O prefeito mais jovem do país tem vendido sua idade em campanha como uma vantagem e não um ponto negativo. Repete sempre que vai ter a idade do presidente Trump em 2054, como argumento pela urgência de proteger o planeta para gerações futuras. E, de quebra, estabelece, sem insultar, um contraste com os dois favoritos muito a frente do resto dos pré-candidatos, Joe Biden e Bernie Sanders. Ambos são os mais velhos candidatos da história americana e completariam 80 anos antes da metade de um primeiro mandato.

O Meio Oeste americano concentra grande parte dos trabalhadores brancos afetados pela globalização. Eles elegeram Barack Obama em 2008 e Donald Trump em 2016. Pete Buttigieg não é único a ter apelo entre o grupo demográfico: Joe Biden é o favorito incontestável. Mas com a ainda não anunciada pré-candidatura, Biden, sacudido pelos seus modos de beijoqueiro, faz com que Buttigieg seja uma versão mais contemporânea e jovem do político empático.
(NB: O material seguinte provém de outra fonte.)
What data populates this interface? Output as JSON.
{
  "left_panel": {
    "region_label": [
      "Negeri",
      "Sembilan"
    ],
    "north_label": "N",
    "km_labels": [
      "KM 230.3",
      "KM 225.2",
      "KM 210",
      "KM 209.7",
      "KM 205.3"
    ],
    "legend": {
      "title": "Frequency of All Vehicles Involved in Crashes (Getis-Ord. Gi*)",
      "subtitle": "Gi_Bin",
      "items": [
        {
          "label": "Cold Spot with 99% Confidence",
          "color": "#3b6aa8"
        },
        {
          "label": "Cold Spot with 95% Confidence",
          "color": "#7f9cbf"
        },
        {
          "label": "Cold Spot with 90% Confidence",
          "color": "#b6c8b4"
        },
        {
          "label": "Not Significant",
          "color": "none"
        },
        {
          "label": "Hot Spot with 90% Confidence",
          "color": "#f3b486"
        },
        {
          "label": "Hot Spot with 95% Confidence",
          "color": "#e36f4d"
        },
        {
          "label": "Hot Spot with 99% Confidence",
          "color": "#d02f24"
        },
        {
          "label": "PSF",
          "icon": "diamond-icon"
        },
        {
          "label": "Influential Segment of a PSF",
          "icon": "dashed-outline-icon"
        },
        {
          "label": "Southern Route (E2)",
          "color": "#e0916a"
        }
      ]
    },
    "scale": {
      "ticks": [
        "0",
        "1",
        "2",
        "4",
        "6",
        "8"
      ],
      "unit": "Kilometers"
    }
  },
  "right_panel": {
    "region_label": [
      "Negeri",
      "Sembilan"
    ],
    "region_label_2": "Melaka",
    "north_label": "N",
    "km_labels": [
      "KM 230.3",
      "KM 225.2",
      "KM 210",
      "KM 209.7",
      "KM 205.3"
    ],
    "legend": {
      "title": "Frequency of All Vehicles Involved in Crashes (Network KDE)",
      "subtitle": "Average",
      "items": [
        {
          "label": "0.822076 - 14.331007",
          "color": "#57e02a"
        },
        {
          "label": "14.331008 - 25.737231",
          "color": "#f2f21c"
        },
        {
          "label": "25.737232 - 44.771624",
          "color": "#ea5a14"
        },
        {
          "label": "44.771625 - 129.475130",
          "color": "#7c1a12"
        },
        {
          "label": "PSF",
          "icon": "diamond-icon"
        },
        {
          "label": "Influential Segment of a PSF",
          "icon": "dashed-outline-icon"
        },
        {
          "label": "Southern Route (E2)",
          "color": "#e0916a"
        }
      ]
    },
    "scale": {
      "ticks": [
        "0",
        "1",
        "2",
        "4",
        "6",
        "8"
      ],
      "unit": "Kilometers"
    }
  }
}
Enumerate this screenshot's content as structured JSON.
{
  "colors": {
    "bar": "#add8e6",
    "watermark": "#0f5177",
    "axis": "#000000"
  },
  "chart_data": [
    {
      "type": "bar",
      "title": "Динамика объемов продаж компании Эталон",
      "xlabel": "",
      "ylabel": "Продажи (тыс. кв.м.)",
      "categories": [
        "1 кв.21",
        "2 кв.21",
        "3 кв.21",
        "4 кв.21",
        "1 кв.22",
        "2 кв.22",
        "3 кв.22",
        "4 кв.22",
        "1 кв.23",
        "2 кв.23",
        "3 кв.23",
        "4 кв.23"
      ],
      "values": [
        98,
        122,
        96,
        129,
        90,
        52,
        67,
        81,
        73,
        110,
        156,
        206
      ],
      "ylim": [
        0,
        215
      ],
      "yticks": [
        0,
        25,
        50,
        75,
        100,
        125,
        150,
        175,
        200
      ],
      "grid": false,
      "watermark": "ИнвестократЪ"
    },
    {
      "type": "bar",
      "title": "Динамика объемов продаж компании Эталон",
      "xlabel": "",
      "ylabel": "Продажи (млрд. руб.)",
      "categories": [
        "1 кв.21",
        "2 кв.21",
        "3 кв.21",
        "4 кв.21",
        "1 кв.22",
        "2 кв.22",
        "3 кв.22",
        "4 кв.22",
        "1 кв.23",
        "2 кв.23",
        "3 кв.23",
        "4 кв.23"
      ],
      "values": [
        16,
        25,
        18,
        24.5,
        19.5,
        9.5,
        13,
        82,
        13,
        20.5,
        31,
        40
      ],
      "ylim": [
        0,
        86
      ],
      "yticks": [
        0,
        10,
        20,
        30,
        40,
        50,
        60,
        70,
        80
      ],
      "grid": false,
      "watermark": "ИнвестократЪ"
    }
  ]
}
Os modos afáveis de Buttigieg são destacados por estrategistas republicanos como uma arma poderosa, num ano em que o Partido Democrata não consegue sacudir a pecha de “socialista” que Trump não para de repetir. Afabilidade e modéstia são as primeiras qualidades citadas no folclore sobre o Meio Oeste. Mas a súbita emergência do prefeito azarão pode ser comparada à campanha que resultou na legalização do casamento gay em todo o país, em 2015. O movimento gay se descolou da imagem de excesso e contracultura e passou a vender a aspiração a construir família como argumento. Conseguiu a mais rápida evolução de opinião pública da história do país, como mostram pesquisas feitas há 15 anos e as feitas hoje. Uma realidade que deve informar a audácia de Pete Buttigieg.